Cumhurbaşkanı seçilen Erdoğan son 12 yıldır Türkiye’yi yönetmekte ve Kıbrıs Türkünün kaderine yön verecek önemli, hayati kararlar almış ve almaktadır.
Kasım 2002’de iktidar olan AKP Kıbrıs sorununu Erdoğan liderliğinde “bir adım önde” siyaseti ve “kazan- kazan” yöntemiyle çözmeye kalkışmış ancak bir sonuç alınamamıştır. İktidara gelir gelmez Erdoğan “siyasetin sorunları çözmek sanatı” olduğunu vurgulamış ve Kıbrıs sorununun çözümsüzlüğünü rahmetli Cumhurbaşkanı Denktaş’ın sözde “çağdışı kalmış” yöntemlerine bağlamıştı. Bir Anglo-Amerikan planı olan ve Kıbrıs Türkünün adada yok olmasının önünü açacak olan Annan Planı’na destek veren AKP, Rum tarafının referanduma “hayır” demesiyle gerçek uzlaşmaz tarafın kim olduğunu geç de olsa anlamıştır.
KKTC’nin kurucucusu Cumhurbaşkanı Denktaş’ı ölümüne yakın hastanede ziyaret eden Erdoğan’ın helallik isteyerek adeta Kıbrıs siyasetinde yapılan yanlışlardan dolayı üzüntü duyması ve Denktaş sonrası süreçte “iki devletli” çözüm konusunda açılımlarda bulunması Kıbrıs Türkünü nisbeten ferahlatmıştır.
Başbakan Erdoğan’ın 2011 yılında 20 Temmuz törenleri için geldiği KKTC’de “Kıbrıs diye bir devlet yoktur. Kuzeyde KKTC vardır. Rumların Kıbrıs Türkleri ile daha fazla oynamalarına izin vermeyeceğiz. Anlaşma olsun diye ne bir karış toprak veririz, ne de bir tek asker çekeriz” taahhüdü Kıbrıs Türkünün geleceğinin teminatı niteliğindedir.
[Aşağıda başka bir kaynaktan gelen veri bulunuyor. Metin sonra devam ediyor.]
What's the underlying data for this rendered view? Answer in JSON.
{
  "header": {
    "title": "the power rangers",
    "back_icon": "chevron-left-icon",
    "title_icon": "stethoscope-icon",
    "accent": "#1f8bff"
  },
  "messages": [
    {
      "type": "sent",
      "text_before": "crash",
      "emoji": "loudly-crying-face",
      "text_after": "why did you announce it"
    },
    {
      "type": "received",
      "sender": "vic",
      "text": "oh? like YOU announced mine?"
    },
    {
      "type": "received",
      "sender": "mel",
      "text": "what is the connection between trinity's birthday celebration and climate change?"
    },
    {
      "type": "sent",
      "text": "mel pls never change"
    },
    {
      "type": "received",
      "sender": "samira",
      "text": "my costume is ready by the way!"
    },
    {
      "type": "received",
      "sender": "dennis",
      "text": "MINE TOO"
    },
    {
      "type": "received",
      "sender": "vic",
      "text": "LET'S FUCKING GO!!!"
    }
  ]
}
Daha sonraki süreçte KKTC Cumhurbaşkanı Eroğlu’nun müzakere masasında yeniden “federasyon” görüşmek için oturmasını sağlayan Erdoğan’ın, Kıbrıs siyasetindeki zikzaklar bizleri kaygılandırmaktadır. KKTC halkının Cumhurbaşkanı Eroğlu’nu “konfederal” bir çözüm bulmak üzere göreve getirmesine ne yazık ki AKP yönetimi saygı göstermemiştir. Kıbrıs Türkünün çoğunluğu, içerisinde KKTC’nin olmayacağı bir çözümü onaylamamaktadır. Seçimlerde AKP’ye ve geçtiğimiz gün Başbakan Erdoğan’a Cumhurbaşkanlığı seçiminde oy veren Anadolu’daki milyonlarca kardeşimiz de KKTC’siz bir anlaşmaya razı değildir. Vefakar Anadolu insanı, Kıbrıs Türkünün binbir meşakkatle kurduğu devleti KKTC’de huzur, güven ve ileriye ümitle bakarak yaşamasını arzulamaktadır.
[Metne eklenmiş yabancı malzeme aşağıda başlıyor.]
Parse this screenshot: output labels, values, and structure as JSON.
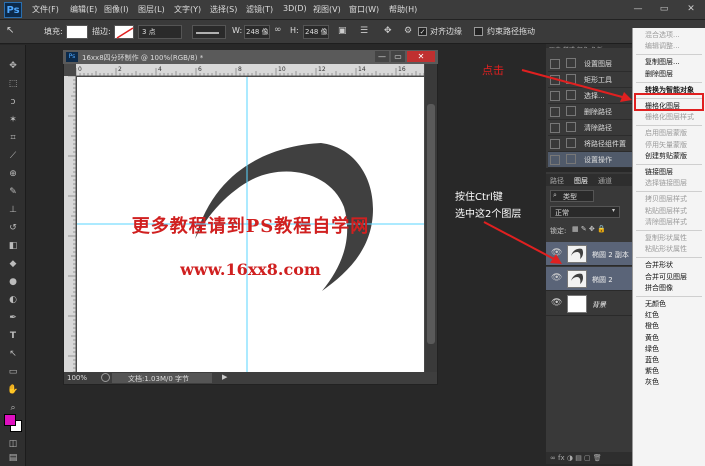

Başbakan Erdoğan’ın Cumhurbaşkanlığı görevine başladıktan sonra önceliği başkanlık sistemine geçiş olacaktır. Önümüzdeki yıl Nisan ayında KKTC’de Cumhurbaşkanlığı seçimi vardır. Mevcut şartlarda Rum tarafının müzakerelerde sonuç almak üzere adımlar atması beklenmemektedir. Bölgemizdeki gelişmeler, ABD ve AB’nin bu gelişmelere paralel olarak Anavatan Türiye’ye karşı tutumu, Cumhurbaşkanı Erdoğan’ın Kıbrıs siyasetinde karar almasını etkileyen unsurlar olacaktır.
Rum tarafının beklentisi Erdoğan’ın Kıbrıs’ta ödün vereceği yönündedir. Rum basını Kıbrıs sorununun çözümünde belirleyici aktörün Türkiye olduğu temasını işlemekte ve Türkiye’nin AB’ye tam üye olabilmek için Kıbrıs’ta ödün vereceğinin kesin olduğunu yaymaktadır. Rum basını, Kıbrıs’ta “tek devletli” çözüm taraftarı olan ABD Başkan Yardımcısı Biden’in “Biz Erdoğan’la Kıbrıs sorununu çözeriz” temennisini ise doğal olarak Rum yanlısı bir gelişme olarak propaganda aracı olarak kullanmaktadır.
Doğrusunu söylemek gerekirse, Erdoğan’ın bütün bu öngörüler ve yakın tarihte yaşananlar çerçevesinde Kıbrıs’ta nasıl bir siyaset izleyeceği konusunda haklı endişelerim vardır. Temennim ve beklentim Erdoğan’ın Milli Kıbrıs davamıza sahip çıkacak yönde adımlar atmasıdır.